Separating out by Intensity again reveals that lower intensities have a stronger relationship. Though the relationship between Just Value and Accessibility is weaker than then Land Value, likely due to more developed areas haveing more buildings and therefor higher Just Values.

## Correlation for intensity 0 is 0.322 and is statistically significant with a p value of 0 
## Correlation for intensity 1 is 0.242 and is statistically significant with a p value of 0 
## Correlation for intensity 2 is 0.193 and is statistically significant with a p value of 0 
## Correlation for intensity 3 is 0.284 and is statistically significant with a p value of 0 
## Correlation for intensity 4 is 0.276 and is statistically significant with a p value of 0 
## Correlation for intensity 5 is 0.281 and is statistically significant with a p value of 0

Per Acre

As before normalizing by acre offers modest improvements to the relationship, but continues to suggested a curvilinear or logarithmic relationship rather than a purely linear relation

## The overall correlation is 0.371 and is statistically significant with a p value of 0

The land use patterns are comparable to before, multifamily and other are the strongest and office and retail are the weakest.

## Correlation for Commercial/Retail is 0.213 
## Correlation for Industrial/Manufacturing is 0.268 
## Correlation for Multifamily is 0.473 
## Correlation for Office is -0.067 
## Correlation for Other is 0.415 
## Correlation for Single-family is 0.314 
## Correlation for Vacant/Undeveloped is 0.485

Separating out by Place Type does not seem to meaningfully change the relationship.

## Correlation for Commercial is -0.168 and is statistically significant with a p value of 0 
## Correlation for Residential is 0.353 and is statistically significant with a p value of 0 
## Correlation for Mixed is 0.232 and is statistically significant with a p value of 0 
## Correlation for High Mixed is 0.28 and is statistically significant with a p value of 0 
## Correlation for Office/Institution is 0.286 and is statistically significant with a p value of 0 
## Correlation for Industrial is 0.23 and is statistically significant with a p value of 0 
## Correlation for Rural is 0.369 and is statistically significant with a p value of 0 
## Correlation for Developed OS is 0.187 and is statistically significant with a p value of 0

Separating out by Intensity reveals the same pattern as before, though stronger than the non normalized just value relationship.
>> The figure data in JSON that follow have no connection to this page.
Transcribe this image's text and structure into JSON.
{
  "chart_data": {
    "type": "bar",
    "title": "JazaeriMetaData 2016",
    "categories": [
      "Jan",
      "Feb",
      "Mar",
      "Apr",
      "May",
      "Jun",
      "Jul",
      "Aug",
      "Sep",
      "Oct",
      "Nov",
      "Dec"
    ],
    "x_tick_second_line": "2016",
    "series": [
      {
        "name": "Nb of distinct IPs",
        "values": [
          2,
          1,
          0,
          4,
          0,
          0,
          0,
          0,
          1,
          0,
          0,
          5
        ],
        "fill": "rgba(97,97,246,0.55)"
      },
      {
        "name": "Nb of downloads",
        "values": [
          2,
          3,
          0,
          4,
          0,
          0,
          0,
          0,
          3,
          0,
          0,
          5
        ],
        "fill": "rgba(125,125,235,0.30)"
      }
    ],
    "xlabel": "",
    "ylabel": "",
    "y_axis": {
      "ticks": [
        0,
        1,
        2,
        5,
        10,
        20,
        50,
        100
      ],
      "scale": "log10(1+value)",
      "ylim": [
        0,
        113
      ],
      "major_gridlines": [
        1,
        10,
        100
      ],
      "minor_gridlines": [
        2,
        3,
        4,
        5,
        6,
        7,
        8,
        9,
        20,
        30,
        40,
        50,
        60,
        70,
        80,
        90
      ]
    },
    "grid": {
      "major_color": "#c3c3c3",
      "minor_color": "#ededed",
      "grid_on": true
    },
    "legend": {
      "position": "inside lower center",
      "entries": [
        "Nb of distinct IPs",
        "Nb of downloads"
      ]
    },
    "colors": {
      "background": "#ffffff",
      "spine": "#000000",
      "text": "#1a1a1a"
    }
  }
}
## Correlation for intensity 0 is 0.536 and is statistically significant with a p value of 0 
## Correlation for intensity 1 is 0.331 and is statistically significant with a p value of 0 
## Correlation for intensity 2 is 0.311 and is statistically significant with a p value of 0 
## Correlation for intensity 3 is 0.333 and is statistically significant with a p value of 0 
## Correlation for intensity 4 is 0.316 and is statistically significant with a p value of 0 
## Correlation for intensity 5 is 0.283 and is statistically significant with a p value of 0

Conclusion

Its obvious there is a relationship between Suitability and a parcels value, especially land value which had stronger relationships overall. However this relationship is not purely linear and is likely curvilinear or logarithmic in nature. This suggested Suitability would be a strong predictor of value in a model though that model would need to be a non-linear model.

It is possible that there is an underlying spatial component to the relationship that is unaccounted for in this analysis. Adding in a context classification could be a worthwhile exercise. Its possible that urban and rural areas have differing relationships between suitability and value.